In fact, only three southern hospitals made it into the nation’s top 50, with the first one – Casa Sollievo della Sofferenza in San Giovanni Rotondo, Puglia – coming in 33rd.

These results seem to once again confirm the stark imbalances in the quality of medical services offered across the country, with central and southern regions continuing to perform poorly compared to their northern counterparts. 

You can read more about the issue and its causes HERE

Shifting from a national outlook to an international one, Italian hospitals didn’t fare quite as well as could be hoped.

The top five Italian hospitals all figured among the best 100 hospitals in the world, though only Rome’s Policlinico Gemelli made it into the top 50 (it came in 38th, to be exact).

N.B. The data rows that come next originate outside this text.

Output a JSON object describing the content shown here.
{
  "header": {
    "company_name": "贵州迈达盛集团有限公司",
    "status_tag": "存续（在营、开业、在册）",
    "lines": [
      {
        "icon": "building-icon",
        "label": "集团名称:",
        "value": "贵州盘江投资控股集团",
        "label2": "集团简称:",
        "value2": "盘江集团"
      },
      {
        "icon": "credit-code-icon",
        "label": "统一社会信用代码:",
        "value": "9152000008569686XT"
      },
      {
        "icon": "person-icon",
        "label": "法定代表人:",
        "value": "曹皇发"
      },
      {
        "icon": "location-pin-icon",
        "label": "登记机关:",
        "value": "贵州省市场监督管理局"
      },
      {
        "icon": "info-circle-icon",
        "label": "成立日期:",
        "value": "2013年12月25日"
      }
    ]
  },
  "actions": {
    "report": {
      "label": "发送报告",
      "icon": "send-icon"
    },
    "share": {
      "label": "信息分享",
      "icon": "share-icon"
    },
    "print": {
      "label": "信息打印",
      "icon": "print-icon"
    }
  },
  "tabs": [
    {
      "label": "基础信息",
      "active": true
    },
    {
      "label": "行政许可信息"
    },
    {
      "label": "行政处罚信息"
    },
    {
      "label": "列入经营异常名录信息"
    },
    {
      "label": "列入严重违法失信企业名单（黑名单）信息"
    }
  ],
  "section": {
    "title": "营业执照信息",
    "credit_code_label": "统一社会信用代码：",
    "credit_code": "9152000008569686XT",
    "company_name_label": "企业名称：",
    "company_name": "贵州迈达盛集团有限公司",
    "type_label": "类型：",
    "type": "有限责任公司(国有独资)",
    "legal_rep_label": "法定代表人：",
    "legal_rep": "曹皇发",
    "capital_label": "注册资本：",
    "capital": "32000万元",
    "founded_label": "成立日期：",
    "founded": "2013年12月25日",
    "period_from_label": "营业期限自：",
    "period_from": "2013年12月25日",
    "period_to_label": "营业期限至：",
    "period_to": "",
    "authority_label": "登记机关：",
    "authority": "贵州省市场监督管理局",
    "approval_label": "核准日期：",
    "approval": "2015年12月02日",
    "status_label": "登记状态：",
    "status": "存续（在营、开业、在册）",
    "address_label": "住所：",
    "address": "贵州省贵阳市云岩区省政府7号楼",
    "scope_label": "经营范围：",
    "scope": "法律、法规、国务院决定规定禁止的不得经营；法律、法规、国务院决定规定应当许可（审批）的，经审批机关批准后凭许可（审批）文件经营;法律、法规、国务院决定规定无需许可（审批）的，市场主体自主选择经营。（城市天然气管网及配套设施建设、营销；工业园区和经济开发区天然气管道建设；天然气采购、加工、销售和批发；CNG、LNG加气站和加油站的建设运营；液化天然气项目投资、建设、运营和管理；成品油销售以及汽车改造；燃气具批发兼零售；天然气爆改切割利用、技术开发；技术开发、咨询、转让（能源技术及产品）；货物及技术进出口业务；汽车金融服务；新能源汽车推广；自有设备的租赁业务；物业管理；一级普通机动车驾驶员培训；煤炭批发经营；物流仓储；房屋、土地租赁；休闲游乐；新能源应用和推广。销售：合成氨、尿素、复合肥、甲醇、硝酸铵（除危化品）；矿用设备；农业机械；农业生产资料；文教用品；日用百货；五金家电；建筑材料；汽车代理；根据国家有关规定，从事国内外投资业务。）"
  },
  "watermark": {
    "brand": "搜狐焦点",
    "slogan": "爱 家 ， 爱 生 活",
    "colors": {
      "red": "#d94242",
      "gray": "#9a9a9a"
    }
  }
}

However, Italy still had a total of 13 hospitals included in the world’s top 250 list, which made it the third most-represented European country in the ranking after Germany (25) and France (16).

Statista assessed the performance of over 2,300 hospitals around the world, basing its ranking upon a combination of the following four data sources: the opinion of over 80,000 healthcare professionals, patient experience surveys following hospitalisation, publicly available hospital quality metrics, and patient perception questionnaires.